Empower Indian Women by Ending Bride-Price

Posted on September 16, 2013


It’s hard to fight against a deeply ingrained cultural tradition, but it’s high time that the parents of Indian girls washed their hands of the long-held custom of dowry, or “bride-price.”

As Carl Gierstorfer writes for CNN, India has some of the highest sex-ratio imbalances in the world, with only 8 girls to every 10 boys in some places.  This is accomplished through selective abortions, infanticide, and neglect of girl babies.  Too many parents just don’t want girls, and it’s not hard to see why:  every daughter represents a heavy financial burden when she comes of age.

For some reason, the traditional arranged marriage seems to be all about the girl’s family finding the best possible groom for her: someone with good professional prospects, from a good family, from a suitable  caste, and so on.  To secure this desirable groom, the bride’s family must expect to pay for a lavish wedding and give their daughter a hefty dowry to take with her to her new family (for a satirical look at how the bride-price works, check out Tanul Thakur’s tongue-in-cheek Dowry Calculator online).  And then the kicker, the bride traditionally leaves her parents and becomes part of the groom’s family, so all of her labor and support go to the security of her in-laws rather than her own parents.

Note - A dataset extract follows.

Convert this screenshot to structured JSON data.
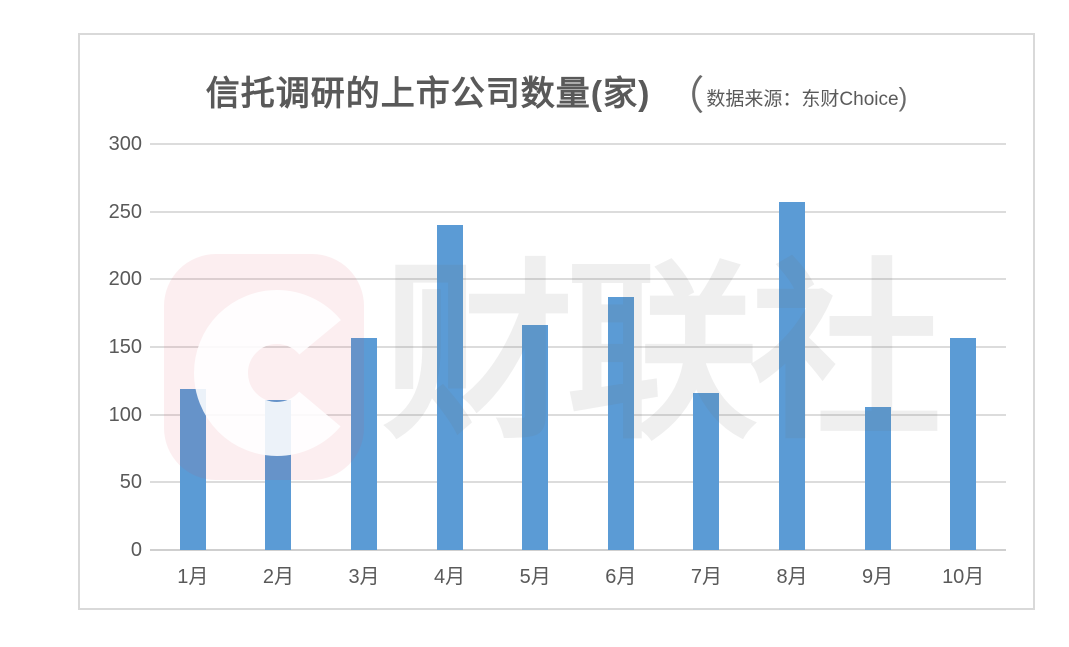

Not that the in-laws always appreciate their gain.  Thousands of brides are killed every year by their husbands’ greedy families, over dissatisfaction with the dowries they received or over demands for continuing payments.  This often takes the form of literal “bride-burning,” in which the women are doused with household fuel such as kerosene and set alight, in the hopes of passing it off as an accident.

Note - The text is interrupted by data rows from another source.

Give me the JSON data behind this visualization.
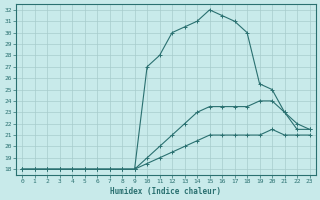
{
  "xlabel": "Humidex (Indice chaleur)",
  "ylabel": "",
  "bg_color": "#c8eaea",
  "line_color": "#2a7070",
  "grid_color": "#a8cccc",
  "xlim": [
    -0.5,
    23.5
  ],
  "ylim": [
    17.5,
    32.5
  ],
  "yticks": [
    18,
    19,
    20,
    21,
    22,
    23,
    24,
    25,
    26,
    27,
    28,
    29,
    30,
    31,
    32
  ],
  "xticks": [
    0,
    1,
    2,
    3,
    4,
    5,
    6,
    7,
    8,
    9,
    10,
    11,
    12,
    13,
    14,
    15,
    16,
    17,
    18,
    19,
    20,
    21,
    22,
    23
  ],
  "line1_x": [
    0,
    1,
    2,
    3,
    4,
    5,
    6,
    7,
    8,
    9,
    10,
    11,
    12,
    13,
    14,
    15,
    16,
    17,
    18,
    19,
    20,
    21,
    22,
    23
  ],
  "line1_y": [
    18,
    18,
    18,
    18,
    18,
    18,
    18,
    18,
    18,
    18,
    18.5,
    19,
    19.5,
    20,
    20.5,
    21,
    21,
    21,
    21,
    21,
    21.5,
    21,
    21,
    21
  ],
  "line2_x": [
    0,
    1,
    2,
    3,
    4,
    5,
    6,
    7,
    8,
    9,
    10,
    11,
    12,
    13,
    14,
    15,
    16,
    17,
    18,
    19,
    20,
    21,
    22,
    23
  ],
  "line2_y": [
    18,
    18,
    18,
    18,
    18,
    18,
    18,
    18,
    18,
    18,
    19,
    20,
    21,
    22,
    23,
    23.5,
    23.5,
    23.5,
    23.5,
    24,
    24,
    23,
    22,
    21.5
  ],
  "line3_x": [
    0,
    1,
    2,
    3,
    4,
    5,
    6,
    7,
    8,
    9,
    10,
    11,
    12,
    13,
    14,
    15,
    16,
    17,
    18,
    19,
    20,
    21,
    22,
    23
  ],
  "line3_y": [
    18,
    18,
    18,
    18,
    18,
    18,
    18,
    18,
    18,
    18,
    27,
    28,
    30,
    30.5,
    31,
    32,
    31.5,
    31,
    30,
    25.5,
    25,
    23,
    21.5,
    21.5
  ]
}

Sadly, dowry is most practiced by the poorer families who can least afford it.  Sons bring wealth and security for their aging parents, and enlarge the family.  Daughters are simply a burden to raise until they take their family’s wealth away.  As long as brides enrich the groom’s family and impoverish their own, parents will prefer sons and women will not be valued as human beings.   As horrid cases like the fatal Delhi gang-rape show, too many Indian men scarcely even see women as human beings (although those perpetrators have been found guilty and sentenced to death, a rare thing in India).

So yeah, who would prefer a daughter over a son?

Both the caste system and the dowry system have long been outlawed in India, but both systems are alive and well.  VERY alive and well.  It’s a demonstration of the fact that laws on paper are insufficient to end such practices; what is needed is a fundamental social shift in attitudes, and unfortunately that will require the government somehow to summon up the will to enforce the laws.  So far, they have not risen to the occasion.